Le printemps signe le retour de la déclaration de revenus, un rendez-vous incontournable pour tous les propriétaires bailleurs. Entre locations nues et meublées, régimes fiscaux distincts et formulaires spécifiques, la déclaration des recettes locatives peut vite devenir un véritable casse-tête. Pourtant, bien comprendre les règles permet d’optimiser sa fiscalité et d’éviter les erreurs.
Deux régimes fiscaux pour les locations nues
Les propriétaires qui louent un bien vide disposent de deux options selon le montant de leurs revenus annuels. Le choix entre ces dispositifs impacte directement le calcul de l’impôt.
Le micro-foncier pour les petits revenus
Ce régime simplifié s’applique lorsque les recettes annuelles restent inférieures à 15 000 euros. Les bailleurs renseignent simplement le montant total perçu dans la case 4BE du formulaire n° 2042.
L’administration fiscale applique ensuite automatiquement un abattement forfaitaire de 30 %. Cette déduction représente les charges supportées par le propriétaire, sans justificatif à fournir.
Le régime réel pour déduire ses charges
Au-delà de ce seuil ou sur option, les propriétaires doivent remplir la déclaration annexe n° 2044. Ce document détaille les recettes dans les cases 211 à 215, les charges déductibles dans les cases 220 à 240, et les intérêts d’emprunt en section 410.
Le résultat final se reporte ensuite sur le formulaire principal. La case 4BA accueille les bénéfices, tandis que la case 4BC indique le déficit imputable. La fraction reportable trouve sa place en case 4BB.
Les revenus fonciers d’origine étrangère nécessitent une déclaration spécifique : case 4BE pour le micro-foncier, case 4BA pour le régime réel. Certains dispositifs particuliers comme les Monuments historiques, Périssol ou Robien imposent l’utilisation d’un formulaire spécial n° 2044.
La location meublée, un statut à part
Contrairement aux locations vides, les revenus issus de la location meublée relèvent des bénéfices industriels et commerciaux (BIC). Cette distinction fiscale modifie profondément les modalités déclaratives.
Le micro-BIC et ses abattements généreux
Les propriétaires bénéficient d’abattements forfaitaires appliqués selon le type de location. La déclaration s’effectue sur le formulaire complémentaire n° 2042 C PRO.
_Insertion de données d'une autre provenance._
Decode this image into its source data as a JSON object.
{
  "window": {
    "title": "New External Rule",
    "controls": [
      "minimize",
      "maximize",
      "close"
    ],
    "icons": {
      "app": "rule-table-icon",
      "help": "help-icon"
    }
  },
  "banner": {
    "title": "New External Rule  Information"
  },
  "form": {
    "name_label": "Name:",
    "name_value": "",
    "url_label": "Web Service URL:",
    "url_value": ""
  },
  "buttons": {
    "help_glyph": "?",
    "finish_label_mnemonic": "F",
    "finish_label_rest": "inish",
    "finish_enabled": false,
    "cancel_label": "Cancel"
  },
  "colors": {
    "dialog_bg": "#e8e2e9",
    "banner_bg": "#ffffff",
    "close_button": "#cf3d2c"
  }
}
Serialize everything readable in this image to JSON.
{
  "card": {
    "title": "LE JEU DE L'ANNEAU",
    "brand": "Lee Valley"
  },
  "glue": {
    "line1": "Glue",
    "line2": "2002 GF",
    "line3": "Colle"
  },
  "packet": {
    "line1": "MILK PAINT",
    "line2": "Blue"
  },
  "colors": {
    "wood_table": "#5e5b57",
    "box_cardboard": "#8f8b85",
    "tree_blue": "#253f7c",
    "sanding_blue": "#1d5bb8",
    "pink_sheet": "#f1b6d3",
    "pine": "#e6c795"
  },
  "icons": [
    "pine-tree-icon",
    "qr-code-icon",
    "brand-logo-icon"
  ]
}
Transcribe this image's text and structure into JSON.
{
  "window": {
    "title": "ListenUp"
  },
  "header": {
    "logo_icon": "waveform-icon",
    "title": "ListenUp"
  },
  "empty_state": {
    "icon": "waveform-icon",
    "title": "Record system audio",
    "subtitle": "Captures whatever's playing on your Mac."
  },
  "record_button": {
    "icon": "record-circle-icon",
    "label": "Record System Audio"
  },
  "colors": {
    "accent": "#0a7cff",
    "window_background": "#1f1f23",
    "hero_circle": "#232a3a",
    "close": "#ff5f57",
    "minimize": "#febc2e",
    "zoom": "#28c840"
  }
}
La case 5NI concerne les locations meublées classiques. Les meublés de tourisme non classés se déclarent en case 5NH, tandis que les meublés de tourisme classés utilisent la case 5NG.
Le régime réel pour les investisseurs avertis
Ce dispositif permet aux propriétaires de déduire l’ensemble de leurs charges ainsi que les amortissements. Il nécessite toutefois le dépôt d’une liasse fiscale comprenant les Cerfa n° 2031 et n° 2033 auprès du Service des impôts des entreprises.
Le résultat obtenu se reporte sur la 2042 C PRO selon le statut du loueur. Les loueurs en meublé non professionnels (LMNP) remplissent la case 5NA. Les loueurs en meublé professionnels (LMP) utilisent les cases 5KC, 5LC ou 5MC selon leur situation.
Un calendrier serré à respecter absolument
Les échéances varient selon le régime fiscal et le mode de déclaration choisi. Les retardataires s’exposent à des pénalités.
Les loueurs en meublé au réel en première ligne
Ces contribuables doivent télétransmettre leur liasse fiscale jusqu’au 5 mai 2026. Ceux qui recourent à un logiciel ou un expert-comptable (EDI-TDFC) disposent d’un délai prolongé jusqu’au 20 mai 2026.
Attention : le dépôt papier n’est plus accepté pour ces déclarations professionnelles. La dématérialisation devient obligatoire.
Les autres déclarations étalées dans le temps
Les formulaires 2042, 2044 et 2042 C PRO suivent un calendrier différent. La date limite pour les déclarations papier tombe le 19 mai 2026.
Pour les déclarations en ligne, les dates s’échelonnent entre le 21 mai et le 4 juin selon le département de résidence du contribuable. Cette organisation par zone géographique permet de lisser la charge de traitement des services fiscaux.